Seorang laki-laki yang sudah dari 2009 mengisi hari-hariku. Seseorang yang sudah menyempurnakan hidupku dengan memberiku seorang putri kecil pada tahun 2012. Seseorang yang aku sayangi, pun begitu sebaliknya. Tapi, malam itu aku tak melihat kebaikan dan kasih sayang dimata yang bisanya memancarkan ide ide jahil. Tak ada senyum juga tawa dari bibirnya yang agak memerah karena ia bukanlah seorang perokok. Yang ada hanya bibir merah yang terkatup rapat. Benar-benar sosok yang sangat berbeda.
Tapi aku tahu. Ia bisa berbeda seperti itu karena satu hal. Dan itu karena perbuatanku.
Baiklah, setelah mengambil satu nafas panjang, aku mulai membuka sebuah cerita yang menurutku adalah sebuah aib.

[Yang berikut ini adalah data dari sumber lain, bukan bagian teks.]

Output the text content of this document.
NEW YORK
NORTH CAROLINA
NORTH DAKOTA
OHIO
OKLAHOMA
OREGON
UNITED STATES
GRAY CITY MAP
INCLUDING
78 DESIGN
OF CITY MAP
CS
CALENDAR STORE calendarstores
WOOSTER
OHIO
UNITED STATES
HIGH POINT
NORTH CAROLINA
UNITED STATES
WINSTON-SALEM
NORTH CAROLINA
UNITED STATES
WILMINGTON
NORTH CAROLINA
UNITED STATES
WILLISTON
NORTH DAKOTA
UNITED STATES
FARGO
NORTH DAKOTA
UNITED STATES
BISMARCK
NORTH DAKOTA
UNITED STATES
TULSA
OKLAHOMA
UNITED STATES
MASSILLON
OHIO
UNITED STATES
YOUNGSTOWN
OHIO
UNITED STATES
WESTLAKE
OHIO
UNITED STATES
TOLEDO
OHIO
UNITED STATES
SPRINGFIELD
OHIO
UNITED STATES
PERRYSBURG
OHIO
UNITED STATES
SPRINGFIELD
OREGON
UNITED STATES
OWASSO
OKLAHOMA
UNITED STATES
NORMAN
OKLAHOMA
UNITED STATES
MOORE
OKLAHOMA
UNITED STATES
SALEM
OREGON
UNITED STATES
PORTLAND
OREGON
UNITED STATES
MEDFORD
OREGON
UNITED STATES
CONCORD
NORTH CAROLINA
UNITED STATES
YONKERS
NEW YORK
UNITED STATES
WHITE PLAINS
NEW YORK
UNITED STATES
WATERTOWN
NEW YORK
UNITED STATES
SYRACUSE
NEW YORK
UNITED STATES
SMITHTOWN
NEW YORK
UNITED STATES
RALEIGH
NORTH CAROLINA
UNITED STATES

"2 Minggu sebelum kejadian tadi siang," aku mulai bercerita, "ada sebuah kejadian yang seumur hidup bara Rara rasakan, bah."
Abah hanya mengangguk.
Aku kembali melanjutkan ceritaku, "kejadian itu suami Rara juga sudah tahu. Abah juga sudah tahu bagaimana kejadiannya. Karena setelah kejadian, Rara langsung memberitahu Abah dan suami."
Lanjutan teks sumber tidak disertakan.